かに星雲は、冬の暗い夜空を彩る代表的な天体です。かに星雲はおうし座にあり、地球からの距離は約7200光年、大きさは約10光年あります。今からおよそ1000年前の1054年に起きた超新星爆発の残骸です。日本では、藤原定家の書いた日記「明月記」にもその現象が残されています。それを現代語に訳すと、「毎夜、午前二時過ぎになると東の空に見なれぬ星が現れ、おうし座ツェータ星のあたり、明るさは木星ほどである」(「かに星雲の話」より引用)。また、アメリカのアリゾナ州のホワイト・メサとナヴォホ−・キャニオンにあるネイティブアメリカン達によって描かれた壁画が、この超新星だったという説があります。
超新星爆発は星の一生の最期に起こる現象で、重い星が自らの重力に耐えきれなくなることが、その爆発の原因のひとつです。その爆発の際に、星を構成するさまざまな元素が宇宙空間に放出されます。こうして、はじめは水素とヘリウムしか存在しなかった宇宙空間に、重い元素がまき散らされてきました。
爆発の残骸は星雲として残り、それ以後も周囲のガスを取り込んで膨張を続けます。超新星爆発は1つの銀河の中で数十年に1回起こると言われています。
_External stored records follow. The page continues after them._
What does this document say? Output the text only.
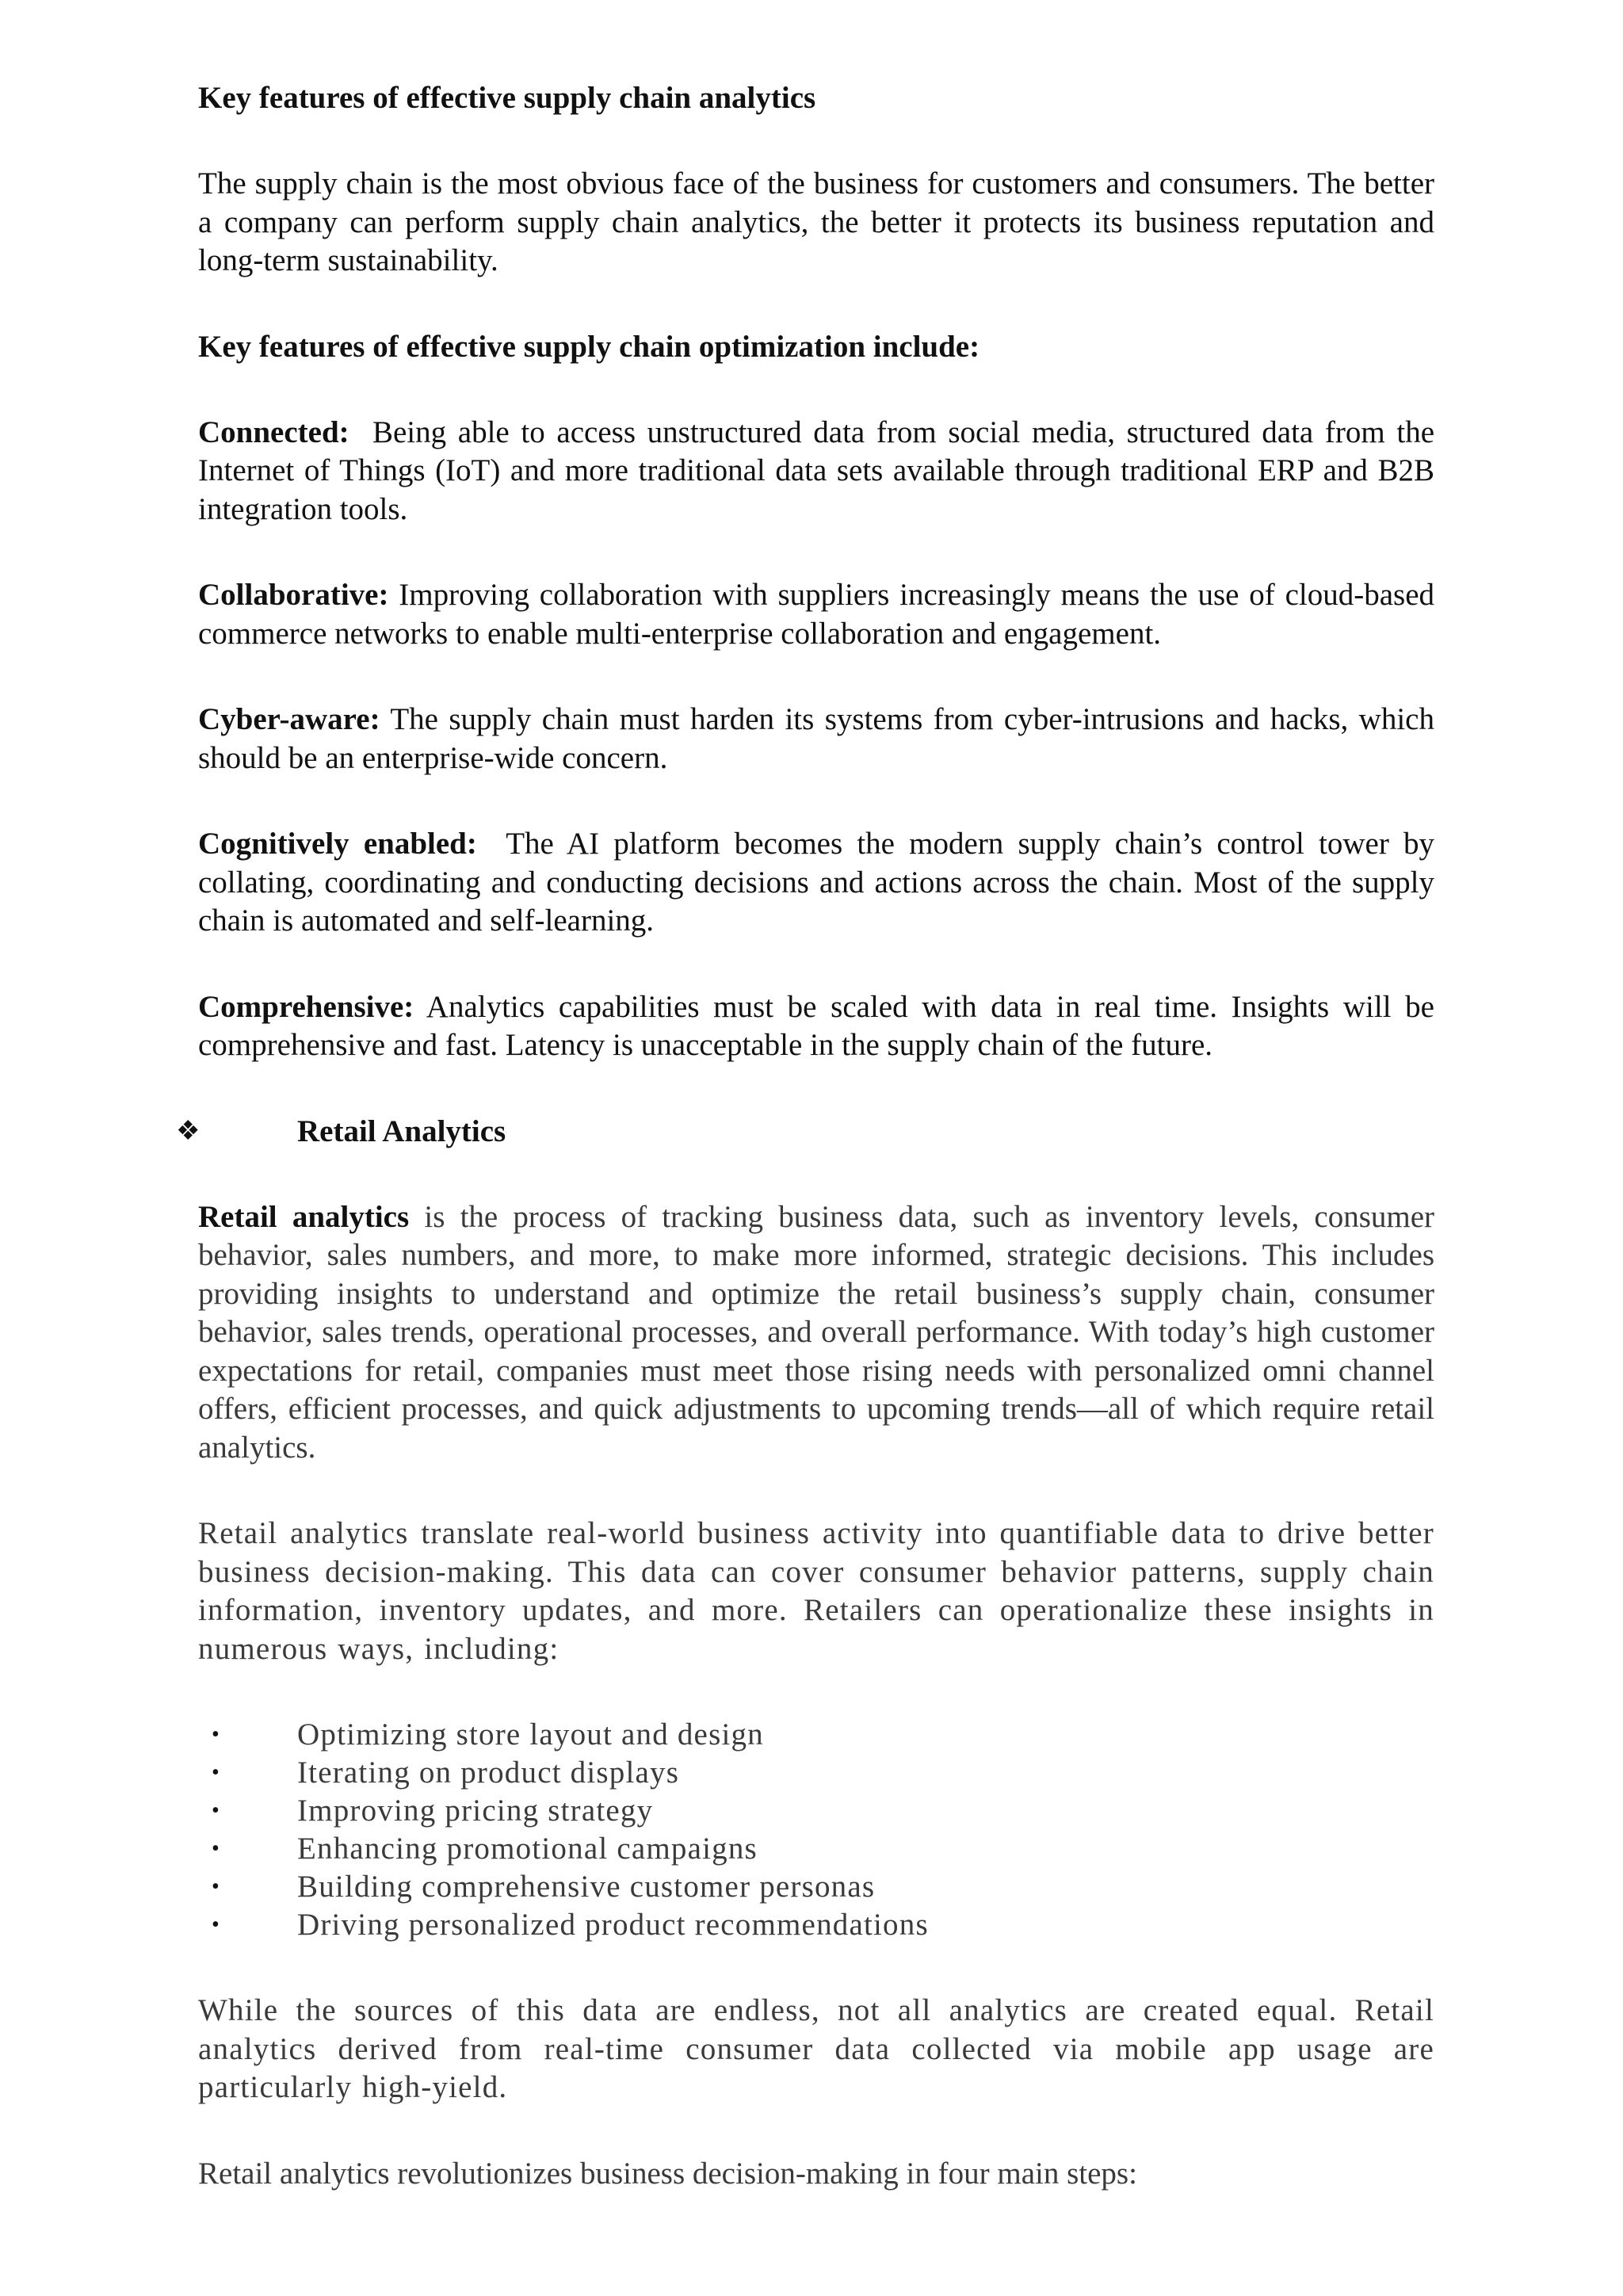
Key features of effective supply chain analytics

The supply chain is the most obvious face of the business for customers and consumers. The better a company can perform supply chain analytics, the better it protects its business reputation and long-term sustainability.

Key features of effective supply chain optimization include:

Connected: Being able to access unstructured data from social media, structured data from the Internet of Things (IoT) and more traditional data sets available through traditional ERP and B2B integration tools.

Collaborative: Improving collaboration with suppliers increasingly means the use of cloud-based commerce networks to enable multi-enterprise collaboration and engagement.

Cyber-aware: The supply chain must harden its systems from cyber-intrusions and hacks, which should be an enterprise-wide concern.

Cognitively enabled: The AI platform becomes the modern supply chain’s control tower by collating, coordinating and conducting decisions and actions across the chain. Most of the supply chain is automated and self-learning.

Comprehensive: Analytics capabilities must be scaled with data in real time. Insights will be comprehensive and fast. Latency is unacceptable in the supply chain of the future.

❖	Retail Analytics

Retail analytics is the process of tracking business data, such as inventory levels, consumer behavior, sales numbers, and more, to make more informed, strategic decisions. This includes providing insights to understand and optimize the retail business’s supply chain, consumer behavior, sales trends, operational processes, and overall performance. With today’s high customer expectations for retail, companies must meet those rising needs with personalized omni channel offers, efficient processes, and quick adjustments to upcoming trends—all of which require retail analytics.

Retail analytics translate real-world business activity into quantifiable data to drive better business decision-making. This data can cover consumer behavior patterns, supply chain information, inventory updates, and more. Retailers can operationalize these insights in numerous ways, including:

• Optimizing store layout and design
• Iterating on product displays
• Improving pricing strategy
• Enhancing promotional campaigns
• Building comprehensive customer personas
• Driving personalized product recommendations

While the sources of this data are endless, not all analytics are created equal. Retail analytics derived from real-time consumer data collected via mobile app usage are particularly high-yield.

Retail analytics revolutionizes business decision-making in four main steps:
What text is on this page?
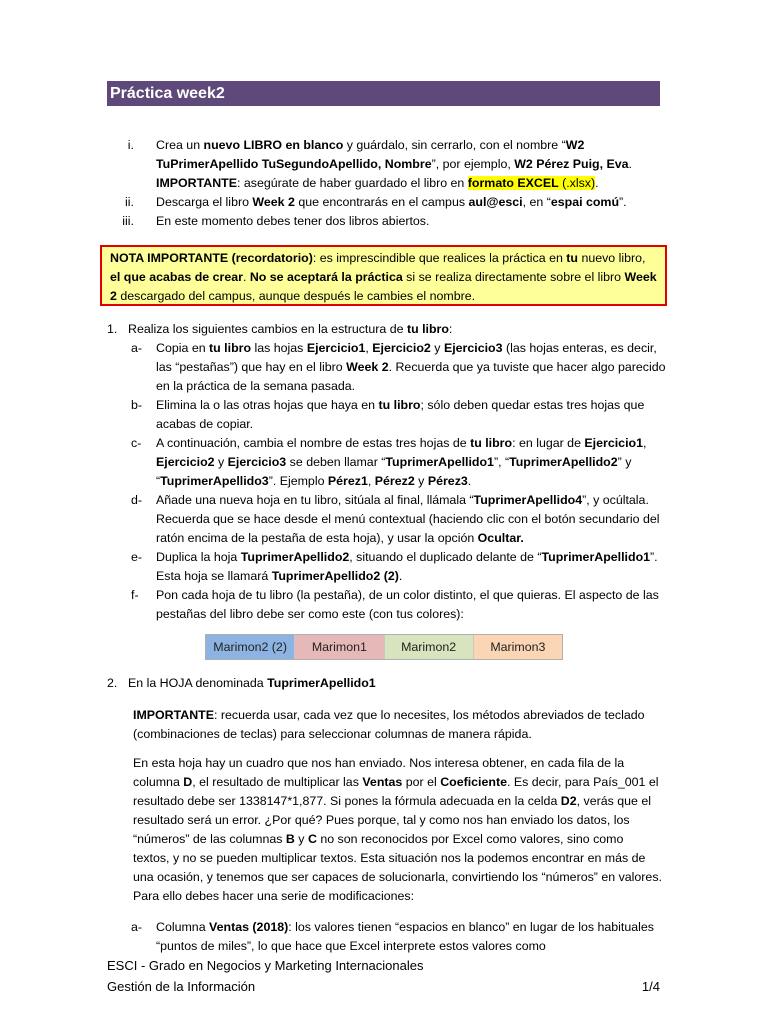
Práctica week2
i. Crea un nuevo LIBRO en blanco y guárdalo, sin cerrarlo, con el nombre “W2 TuPrimerApellido TuSegundoApellido, Nombre”, por ejemplo, W2 Pérez Puig, Eva. IMPORTANTE: asegúrate de haber guardado el libro en formato EXCEL (.xlsx).
ii. Descarga el libro Week 2 que encontrarás en el campus aul@esci, en “espai comú”.
iii. En este momento debes tener dos libros abiertos.
NOTA IMPORTANTE (recordatorio): es imprescindible que realices la práctica en tu nuevo libro, el que acabas de crear. No se aceptará la práctica si se realiza directamente sobre el libro Week 2 descargado del campus, aunque después le cambies el nombre.
1. Realiza los siguientes cambios en la estructura de tu libro:
a- Copia en tu libro las hojas Ejercicio1, Ejercicio2 y Ejercicio3 (las hojas enteras, es decir, las “pestañas”) que hay en el libro Week 2. Recuerda que ya tuviste que hacer algo parecido en la práctica de la semana pasada.
b- Elimina la o las otras hojas que haya en tu libro; sólo deben quedar estas tres hojas que acabas de copiar.
c- A continuación, cambia el nombre de estas tres hojas de tu libro: en lugar de Ejercicio1, Ejercicio2 y Ejercicio3 se deben llamar “TuprimerApellido1”, “TuprimerApellido2” y “TuprimerApellido3”. Ejemplo Pérez1, Pérez2 y Pérez3.
d- Añade una nueva hoja en tu libro, sitúala al final, llámala “TuprimerApellido4”, y ocúltala. Recuerda que se hace desde el menú contextual (haciendo clic con el botón secundario del ratón encima de la pestaña de esta hoja), y usar la opción Ocultar.
e- Duplica la hoja TuprimerApellido2, situando el duplicado delante de “TuprimerApellido1”. Esta hoja se llamará TuprimerApellido2 (2).
f- Pon cada hoja de tu libro (la pestaña), de un color distinto, el que quieras. El aspecto de las pestañas del libro debe ser como este (con tus colores):
Marimon2 (2)	Marimon1	Marimon2	Marimon3
2. En la HOJA denominada TuprimerApellido1
IMPORTANTE: recuerda usar, cada vez que lo necesites, los métodos abreviados de teclado (combinaciones de teclas) para seleccionar columnas de manera rápida.
En esta hoja hay un cuadro que nos han enviado. Nos interesa obtener, en cada fila de la columna D, el resultado de multiplicar las Ventas por el Coeficiente. Es decir, para País_001 el resultado debe ser 1338147*1,877. Si pones la fórmula adecuada en la celda D2, verás que el resultado será un error. ¿Por qué? Pues porque, tal y como nos han enviado los datos, los “números” de las columnas B y C no son reconocidos por Excel como valores, sino como textos, y no se pueden multiplicar textos. Esta situación nos la podemos encontrar en más de una ocasión, y tenemos que ser capaces de solucionarla, convirtiendo los “números” en valores. Para ello debes hacer una serie de modificaciones:
a- Columna Ventas (2018): los valores tienen “espacios en blanco” en lugar de los habituales “puntos de miles”, lo que hace que Excel interprete estos valores como
ESCI - Grado en Negocios y Marketing Internacionales
Gestión de la Información	1/4
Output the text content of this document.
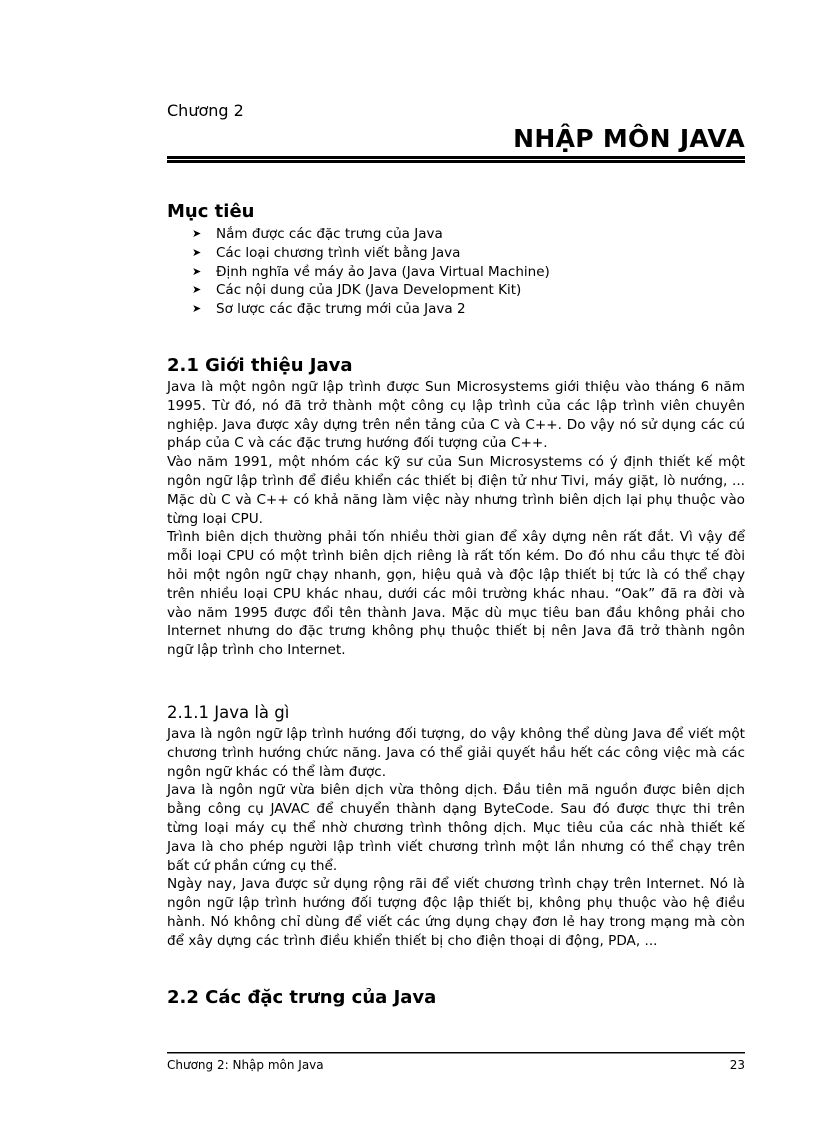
Chương 2
NHẬP MÔN JAVA
Mục tiêu
➤ Nắm được các đặc trưng của Java
➤ Các loại chương trình viết bằng Java
➤ Định nghĩa về máy ảo Java (Java Virtual Machine)
➤ Các nội dung của JDK (Java Development Kit)
➤ Sơ lược các đặc trưng mới của Java 2
2.1 Giới thiệu Java

Java là một ngôn ngữ lập trình được Sun Microsystems giới thiệu vào tháng 6 năm 1995. Từ đó, nó đã trở thành một công cụ lập trình của các lập trình viên chuyên nghiệp. Java được xây dựng trên nền tảng của C và C++. Do vậy nó sử dụng các cú pháp của C và các đặc trưng hướng đối tượng của C++.

Vào năm 1991, một nhóm các kỹ sư của Sun Microsystems có ý định thiết kế một ngôn ngữ lập trình để điều khiển các thiết bị điện tử như Tivi, máy giặt, lò nướng, ... Mặc dù C và C++ có khả năng làm việc này nhưng trình biên dịch lại phụ thuộc vào từng loại CPU.

Trình biên dịch thường phải tốn nhiều thời gian để xây dựng nên rất đắt. Vì vậy để mỗi loại CPU có một trình biên dịch riêng là rất tốn kém. Do đó nhu cầu thực tế đòi hỏi một ngôn ngữ chạy nhanh, gọn, hiệu quả và độc lập thiết bị tức là có thể chạy trên nhiều loại CPU khác nhau, dưới các môi trường khác nhau. “Oak” đã ra đời và vào năm 1995 được đổi tên thành Java. Mặc dù mục tiêu ban đầu không phải cho Internet nhưng do đặc trưng không phụ thuộc thiết bị nên Java đã trở thành ngôn ngữ lập trình cho Internet.

2.1.1 Java là gì

Java là ngôn ngữ lập trình hướng đối tượng, do vậy không thể dùng Java để viết một chương trình hướng chức năng. Java có thể giải quyết hầu hết các công việc mà các ngôn ngữ khác có thể làm được.

Java là ngôn ngữ vừa biên dịch vừa thông dịch. Đầu tiên mã nguồn được biên dịch bằng công cụ JAVAC để chuyển thành dạng ByteCode. Sau đó được thực thi trên từng loại máy cụ thể nhờ chương trình thông dịch. Mục tiêu của các nhà thiết kế Java là cho phép người lập trình viết chương trình một lần nhưng có thể chạy trên bất cứ phần cứng cụ thể.

Ngày nay, Java được sử dụng rộng rãi để viết chương trình chạy trên Internet. Nó là ngôn ngữ lập trình hướng đối tượng độc lập thiết bị, không phụ thuộc vào hệ điều hành. Nó không chỉ dùng để viết các ứng dụng chạy đơn lẻ hay trong mạng mà còn để xây dựng các trình điều khiển thiết bị cho điện thoại di động, PDA, ...

2.2 Các đặc trưng của Java
Chương 2: Nhập môn Java	23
重い星の最期では、その中心核が中性子からなる高密度の「中性子星」として残され、特に質量の大きな星であれば、ブラックホールが中心に残されると考えられています。
かに星雲の中心にある中性子星は、高速で回転しながらX線やγ (ガンマ) 線などをパルス状に放射しているため「かにパルサー」と呼ばれます。今回公開された画像は、すばる望遠鏡に主焦点カメラを取り付け、かに星雲の姿を撮影したものです。
かに星雲はこれまで数多くの望遠鏡で捉えられ紹介されてきましたが、広視野・高解像度・大集光力を併せ持つすばる望遠鏡が捉えたかに星雲の姿は、虚空に浮かぶ超新星残骸として、これまでとはひと味違う迫力あるものになりました。
(注)フランスの天文学者シャルル・メシエ (Charles Messier、1730-1817) が作成した星雲・星団・ 銀河のカタログを「メシエカタログ」と呼び、そのカタログに含まれる天体は、メシエ1、 メシエ2、あるいはM1、M2などと表記されます。今回画像を公開する「かに星雲」はメシエ1として大変有名です。